Ia juga menyoroti belum optimalnya uji organoleptik dalam proses distribusi makanan. Menurutnya, pengujian tersebut seharusnya dilakukan di setiap tahapan, mulai dari setelah makanan dimasak, sebelum distribusi, hingga saat diterima oleh siswa.

"Namun dari hasil investigasi, ada tahapan yang terlewat sehingga menjadi celah terjadinya masalah," imbuhnya.

Sebagai tindak lanjut, operasional SPPG Tempurejo dihentikan sementara. Distribusi makanan dialihkan ke dapur penyedia lain agar program MBG tetap berjalan tanpa mengganggu pelayanan kepada siswa.

"SPPG Tempurejo ditutup sementara, dan distribusi dialihkan ke SPPG lain agar layanan tetap berjalan," jelasnya.

Polres Lakukan Penyelidikan

Di sisi lain, aparat kepolisian juga turut melakukan penyelidikan atas kejadian ini. Kasatreskrim Polres Kediri Kota, AKP Achmad Elyasarif Martadinata, menyampaikan bahwa pihaknya saat ini masih mengumpulkan berbagai keterangan dari pihak terkait.

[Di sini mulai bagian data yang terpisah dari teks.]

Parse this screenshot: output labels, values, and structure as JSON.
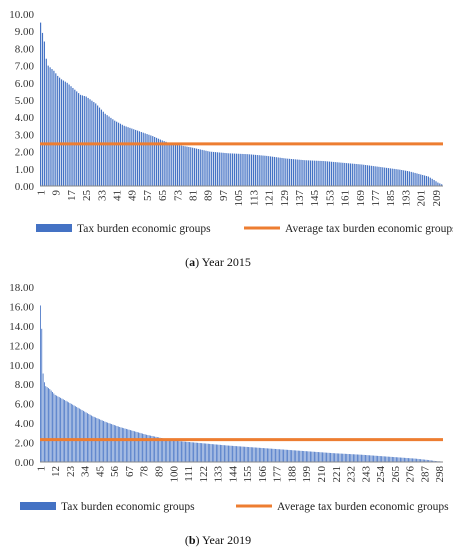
{
  "chart_data": [
    {
      "type": "bar",
      "caption_letter": "a",
      "caption_text": "Year 2015",
      "n_bars": 212,
      "x_ticks": [
        1,
        9,
        17,
        25,
        33,
        41,
        49,
        57,
        65,
        73,
        81,
        89,
        97,
        105,
        113,
        121,
        129,
        137,
        145,
        153,
        161,
        169,
        177,
        185,
        193,
        201,
        209
      ],
      "y_ticks": [
        "0.00",
        "1.00",
        "2.00",
        "3.00",
        "4.00",
        "5.00",
        "6.00",
        "7.00",
        "8.00",
        "9.00",
        "10.00"
      ],
      "ylim": [
        0,
        10
      ],
      "bar_profile": {
        "x": [
          1,
          2,
          3,
          4,
          5,
          6,
          8,
          10,
          12,
          15,
          18,
          22,
          25,
          30,
          35,
          40,
          45,
          50,
          55,
          60,
          65,
          70,
          80,
          90,
          100,
          110,
          120,
          130,
          140,
          150,
          160,
          170,
          180,
          190,
          195,
          200,
          205,
          208,
          210,
          212
        ],
        "y": [
          9.5,
          8.9,
          8.4,
          7.4,
          7.0,
          6.9,
          6.7,
          6.4,
          6.2,
          6.0,
          5.7,
          5.3,
          5.2,
          4.8,
          4.2,
          3.8,
          3.5,
          3.3,
          3.1,
          2.9,
          2.65,
          2.45,
          2.25,
          2.0,
          1.9,
          1.85,
          1.75,
          1.6,
          1.5,
          1.45,
          1.35,
          1.25,
          1.1,
          0.95,
          0.85,
          0.7,
          0.55,
          0.35,
          0.2,
          0.1
        ]
      },
      "average": 2.45,
      "series": [
        {
          "name": "Tax burden economic groups",
          "color": "#4472C4"
        },
        {
          "name": "Average tax burden economic groups",
          "color": "#ED7D31"
        }
      ],
      "legend_position": "bottom",
      "grid": false
    },
    {
      "type": "bar",
      "caption_letter": "b",
      "caption_text": "Year 2019",
      "n_bars": 300,
      "x_ticks": [
        1,
        12,
        23,
        34,
        45,
        56,
        67,
        78,
        89,
        100,
        111,
        122,
        133,
        144,
        155,
        166,
        177,
        188,
        199,
        210,
        221,
        232,
        243,
        254,
        265,
        276,
        287,
        298
      ],
      "y_ticks": [
        "0.00",
        "2.00",
        "4.00",
        "6.00",
        "8.00",
        "10.00",
        "12.00",
        "14.00",
        "16.00",
        "18.00"
      ],
      "ylim": [
        0,
        18
      ],
      "bar_profile": {
        "x": [
          1,
          2,
          3,
          4,
          5,
          8,
          12,
          16,
          20,
          25,
          30,
          35,
          40,
          50,
          60,
          70,
          80,
          90,
          100,
          120,
          140,
          160,
          180,
          200,
          220,
          240,
          260,
          280,
          290,
          295,
          300
        ],
        "y": [
          16.1,
          13.7,
          9.1,
          8.2,
          7.8,
          7.5,
          6.9,
          6.6,
          6.3,
          5.9,
          5.5,
          5.1,
          4.7,
          4.1,
          3.6,
          3.2,
          2.8,
          2.5,
          2.2,
          1.95,
          1.7,
          1.5,
          1.3,
          1.1,
          0.9,
          0.75,
          0.55,
          0.35,
          0.2,
          0.1,
          0.05
        ]
      },
      "average": 2.3,
      "series": [
        {
          "name": "Tax burden economic groups",
          "color": "#4472C4"
        },
        {
          "name": "Average tax burden economic groups",
          "color": "#ED7D31"
        }
      ],
      "legend_position": "bottom",
      "grid": false
    }
  ]
}
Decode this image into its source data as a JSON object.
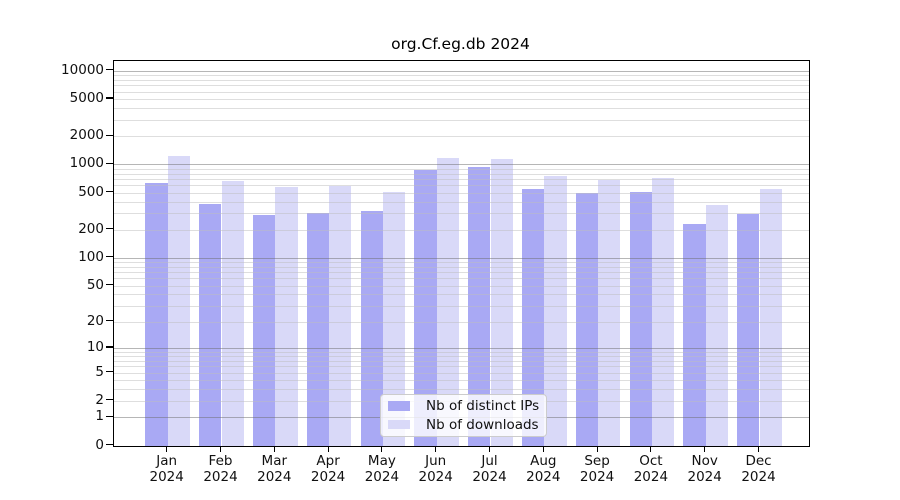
{
  "title": "org.Cf.eg.db 2024",
  "colors": {
    "bar_ips": "#a9a9f4",
    "bar_downloads": "#d9d9f8",
    "grid_major": "rgba(110,110,110,0.5)",
    "grid_minor": "rgba(190,190,190,0.5)",
    "axis": "#000000",
    "legend_border": "#cccccc",
    "background": "#ffffff"
  },
  "chart_data": {
    "type": "bar",
    "title": "org.Cf.eg.db 2024",
    "categories": [
      "Jan 2024",
      "Feb 2024",
      "Mar 2024",
      "Apr 2024",
      "May 2024",
      "Jun 2024",
      "Jul 2024",
      "Aug 2024",
      "Sep 2024",
      "Oct 2024",
      "Nov 2024",
      "Dec 2024"
    ],
    "series": [
      {
        "name": "Nb of distinct IPs",
        "values": [
          640,
          380,
          285,
          300,
          320,
          880,
          930,
          540,
          500,
          510,
          230,
          295
        ]
      },
      {
        "name": "Nb of downloads",
        "values": [
          1230,
          665,
          580,
          590,
          505,
          1160,
          1150,
          750,
          680,
          720,
          370,
          550
        ]
      }
    ],
    "xlabel": "",
    "ylabel": "",
    "yscale": "log10(value+1)",
    "ylim": [
      0,
      15000
    ],
    "y_ticks": [
      10000,
      5000,
      2000,
      1000,
      500,
      200,
      100,
      50,
      20,
      10,
      5,
      2,
      1,
      0
    ],
    "grid": true,
    "grid_over_bars": true,
    "legend_position": "bottom-center"
  }
}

"Kami mengumpulkan keterangan dari berbagai pihak. Saat ini fokus utama adalah memantau kondisi kesehatan para korban," ujarnya.

Ia menegaskan, apabila dalam proses penyelidikan ditemukan adanya unsur pelanggaran hukum, maka pihaknya akan menindaklanjuti sesuai ketentuan yang berlaku.

"Jika ada indikasi pelanggaran, akan kami tindaklanjuti sesuai ketentuan," tegasnya.